For Each sht In Worksheets
sht.Name = Format(dSDate, "dd-mmm-yyyy")
dSDate = dSDate + 7

I've successfully ran it once and it worked. Second time, it starts in the month of April. Don't know what I did differently. Do you know why this is happening?

Thanks in advance.






2016-03-24 13:16:06

Jerome

Excellent tips...Thank you saved me hours of dating tabs.
Thank you,
Jerome.


2013-01-16 06:36:57

Barry Fitzpatrick

The following macro I've found to be slightly better as it copies the first worksheet which effectively becomes a template. It also leaves any other sheets intact as these are often used for summaries, charts, etc. The actual sheet name can be changed in Line 1 to whatever the user desires.
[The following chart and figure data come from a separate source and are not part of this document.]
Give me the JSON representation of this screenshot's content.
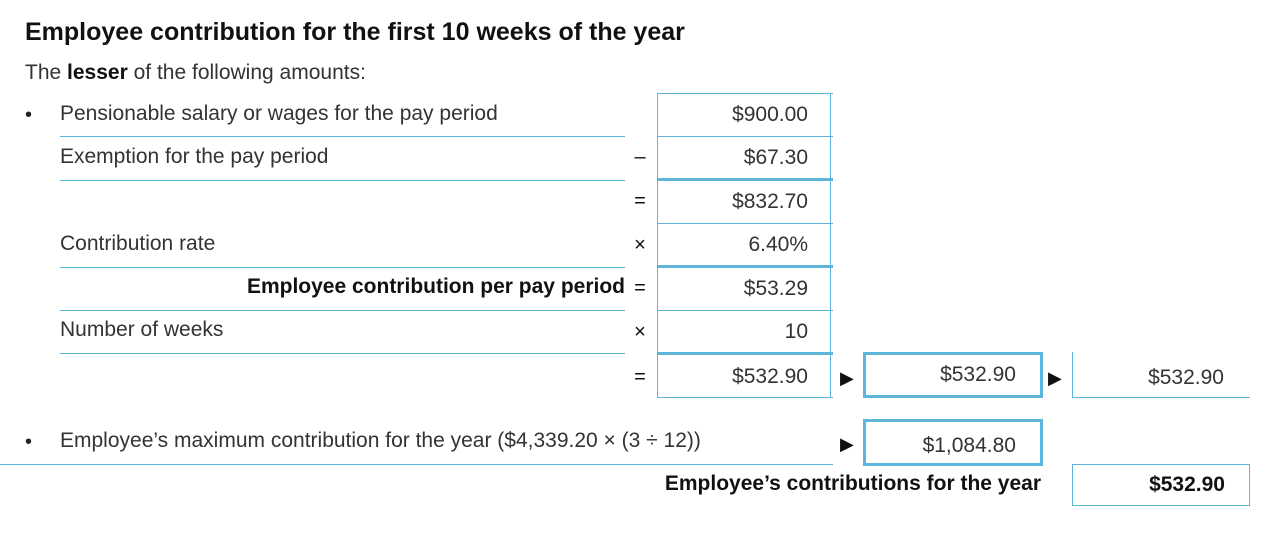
{
  "title": "Employee contribution for the first 10 weeks of the year",
  "subtitle": {
    "prefix": "The",
    "emphasis": "lesser",
    "suffix": "of the following amounts:"
  },
  "bullet": "•",
  "rows": {
    "salary_label": "Pensionable salary or wages for the pay period",
    "salary_value": "$900.00",
    "exemption_label": "Exemption for the pay period",
    "exemption_op": "–",
    "exemption_value": "$67.30",
    "subtotal_op": "=",
    "subtotal_value": "$832.70",
    "rate_label": "Contribution rate",
    "rate_op": "×",
    "rate_value": "6.40%",
    "per_period_label": "Employee contribution per pay period",
    "per_period_op": "=",
    "per_period_value": "$53.29",
    "weeks_label": "Number of weeks",
    "weeks_op": "×",
    "weeks_value": "10",
    "total_op": "=",
    "total_value": "$532.90",
    "arrow": "▶",
    "lesser_candidate_1": "$532.90",
    "result_value": "$532.90"
  },
  "max_row": {
    "label": "Employee’s maximum contribution for the year ($4,339.20 × (3 ÷ 12))",
    "arrow": "▶",
    "value": "$1,084.80"
  },
  "final": {
    "label": "Employee’s contributions for the year",
    "value": "$532.90"
  },
  "colors": {
    "accent": "#5bb6d9",
    "text": "#333333"
  }
}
Once each new sheet is created and renamed there's an opportunity to include any week number dependent formulas, constants, etc. e.g. a brought forward values from previous sheet.

Sub YearSheets()

Dim i As Integer
Dim sName As String

sName = "Wk" 'User can specify what the sheet name they want here
i = 1
ActiveSheet.Name = sName & " " & Format(i, "0") 'Renames the "template" sheet

For i = 2 To 52
ActiveSheet.Copy after:=ActiveSheet 'Copies the sheet
ActiveSheet.Name = sName & " " & Format(i, "0") 'renames the sheet

'.......insert any additional code here to modify the new sheet with week number
' dependent formulas,constants, etc. Links to previous sheet (e.g. brought
' forward figures

Next i

End Sub

Be careful of named ranges; in the first (template) worksheet ranges will have "workbook" scope, however copies of the worksheet will have the same named ranges, but the scope will be only within its own worksheet. Formulas that reference a named range will use the range on the same sheet as the formula resides unless preceded with <sheetname> and appropriate syntax. The following will link consecutive sheets together with a "BroughtFowrd" and "CarriedForward" values using cells which are similarly named.

ActiveSheet.Range("BroughtForward").Formula = "='" & sName & " " & i - 1 _
& "'!" & "CarriedForward"

This macro can easily be modified to create 12 monthly sheets (change 51 to 12, and use an appropriate naming convention for each sheet), or similarly for calendar quarters.


2013-01-15 13:50:25

George

ending date of each week for a year.

This worked well however, it will not let you add from one tab to the other.